The API enforces it. The UI enforces it. Even if someone tried to hack around it, the server wouldn’t return the data.
What About Admins?
One honest caveat: server admins can technically see the database. This is true of literally every hosted service — Instagram, Gmail, Slack, all of them. The people running the servers can access the data.
For Nah, we handle this with transparency:
- Simple privacy policy (human-readable, not legal jargon)

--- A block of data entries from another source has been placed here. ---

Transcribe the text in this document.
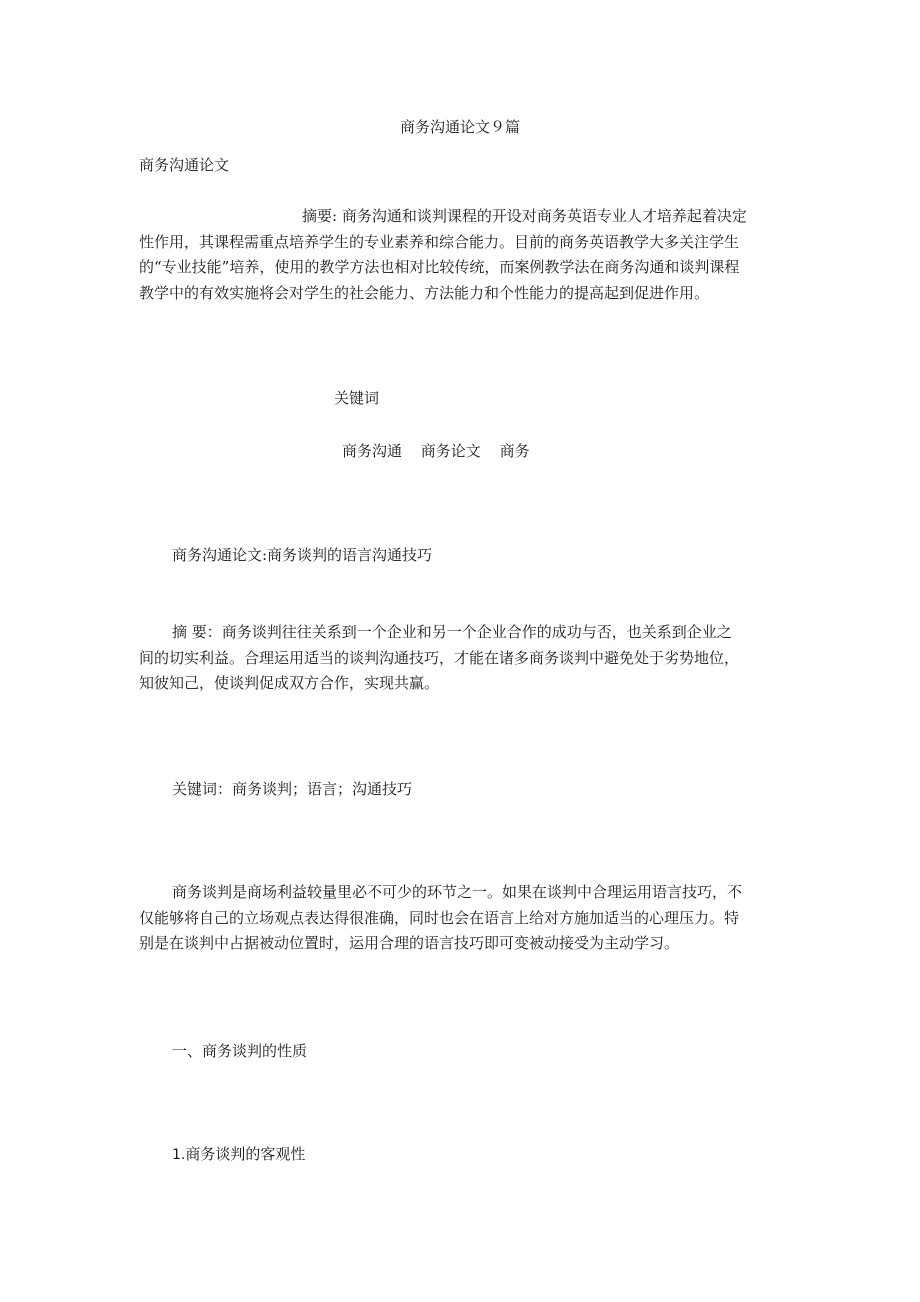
商务沟通论文９篇
商务沟通论文
摘要: 商务沟通和谈判课程的开设对商务英语专业人才培养起着决定
性作用，其课程需重点培养学生的专业素养和综合能力。目前的商务英语教学大多关注学生
的“专业技能”培养，使用的教学方法也相对比较传统，而案例教学法在商务沟通和谈判课程
教学中的有效实施将会对学生的社会能力、方法能力和个性能力的提高起到促进作用。
关键词
商务沟通 商务论文 商务
商务沟通论文:商务谈判的语言沟通技巧
摘 要：商务谈判往往关系到一个企业和另一个企业合作的成功与否，也关系到企业之
间的切实利益。合理运用适当的谈判沟通技巧，才能在诸多商务谈判中避免处于劣势地位，
知彼知己，使谈判促成双方合作，实现共赢。
关键词：商务谈判；语言；沟通技巧
商务谈判是商场利益较量里必不可少的环节之一。如果在谈判中合理运用语言技巧，不
仅能够将自己的立场观点表达得很准确，同时也会在语言上给对方施加适当的心理压力。特
别是在谈判中占据被动位置时，运用合理的语言技巧即可变被动接受为主动学习。
一、商务谈判的性质
1.商务谈判的客观性
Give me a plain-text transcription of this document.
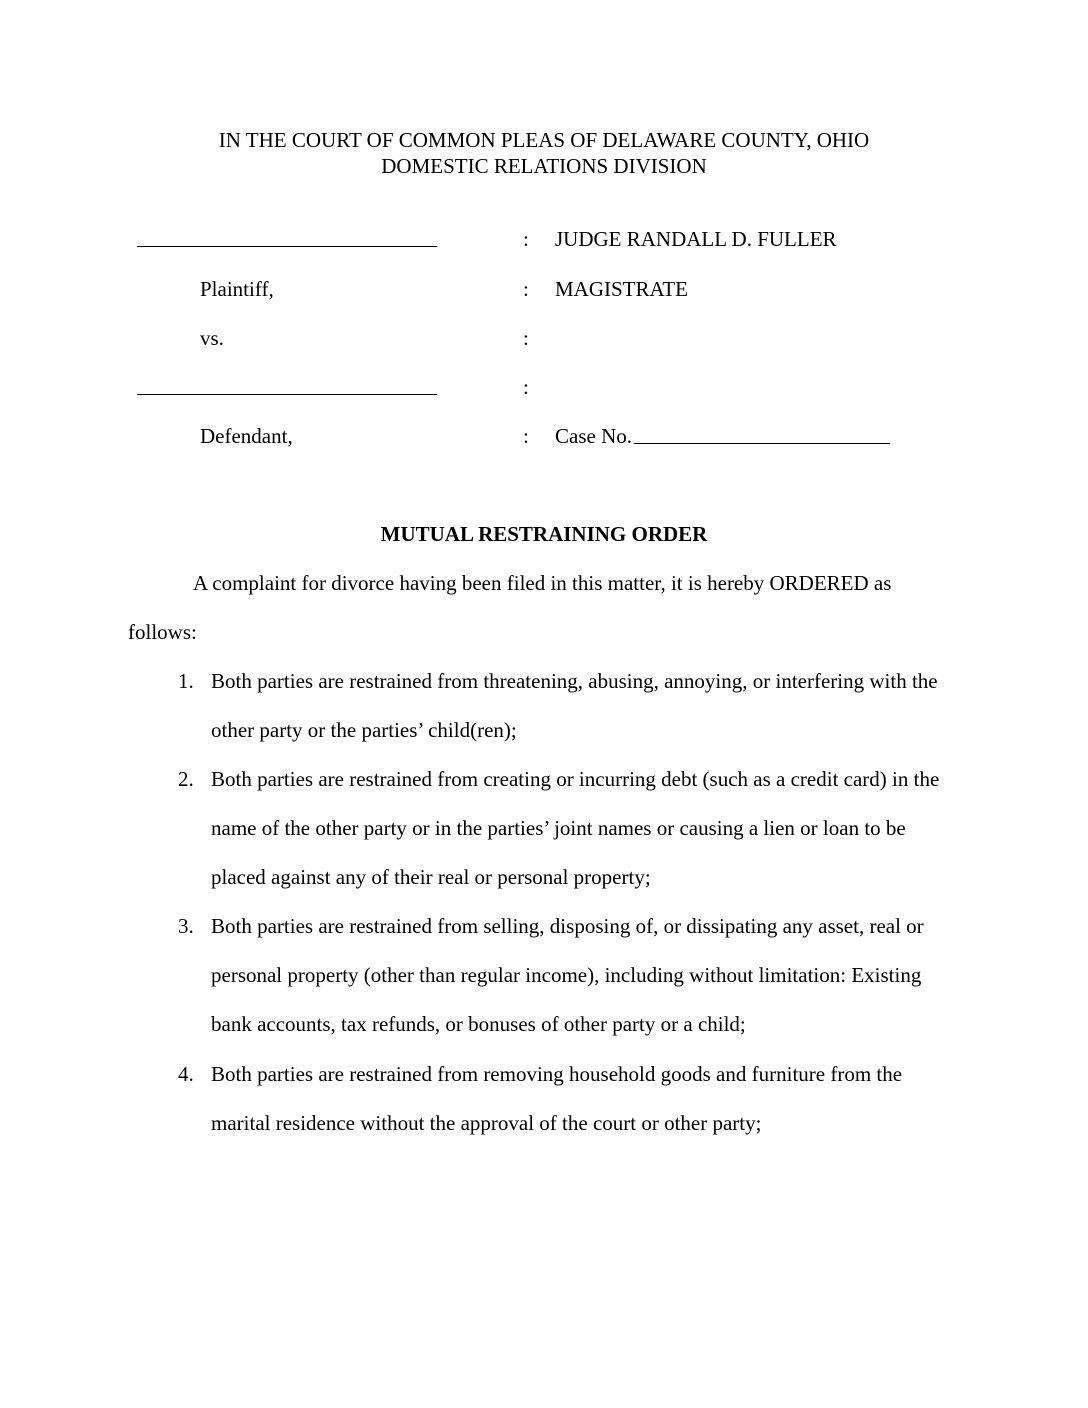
IN THE COURT OF COMMON PLEAS OF DELAWARE COUNTY, OHIO
DOMESTIC RELATIONS DIVISION
Plaintiff,
vs.
Defendant,
:
:
:
:
:
JUDGE RANDALL D. FULLER
MAGISTRATE
Case No.
MUTUAL RESTRAINING ORDER
A complaint for divorce having been filed in this matter, it is hereby ORDERED as
follows:
1. Both parties are restrained from threatening, abusing, annoying, or interfering with the
other party or the parties’ child(ren);
2. Both parties are restrained from creating or incurring debt (such as a credit card) in the
name of the other party or in the parties’ joint names or causing a lien or loan to be
placed against any of their real or personal property;
3. Both parties are restrained from selling, disposing of, or dissipating any asset, real or
personal property (other than regular income), including without limitation: Existing
bank accounts, tax refunds, or bonuses of other party or a child;
4. Both parties are restrained from removing household goods and furniture from the
marital residence without the approval of the court or other party;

- Clear statement: admins can technically access data, standard for any hosted service
- Commitment: no data sales, no ads, no third-party sharing
- User ownership: export your data anytime, delete anytime
If end-to-end encryption for posts becomes important (so even admins can’t read them), that’s a v2 feature. For now, we’re honest about the standard trust model of hosted services.
The Mental Model
Think of Nah like an apartment building:
- Everyone lives in the same building (same server)
- Each apartment has a lock (followers-only visibility)
- You can only enter apartments where you have a key (mutual friendship)
- The building manager has a master key (admin access)
- But there’s no directory of residents (no local timeline)
You know your neighbors exist because you’ve met them. You can’t wander the halls looking through windows.
Why This Matters
Nah’s promise is “share with your circle, not the world.” That only works if the architecture enforces it. You shouldn’t have to trust that people will respect your privacy — the system should make violating it impossible.
By defaulting to followers-only and hiding discovery features, we make private sharing the only kind of sharing. It’s not a setting you might forget to enable. It’s how the app works.
This is part of an ongoing series documenting the decisions behind Nah. We believe in building trust through transparency — even about the things we can’t perfectly solve (like admin access).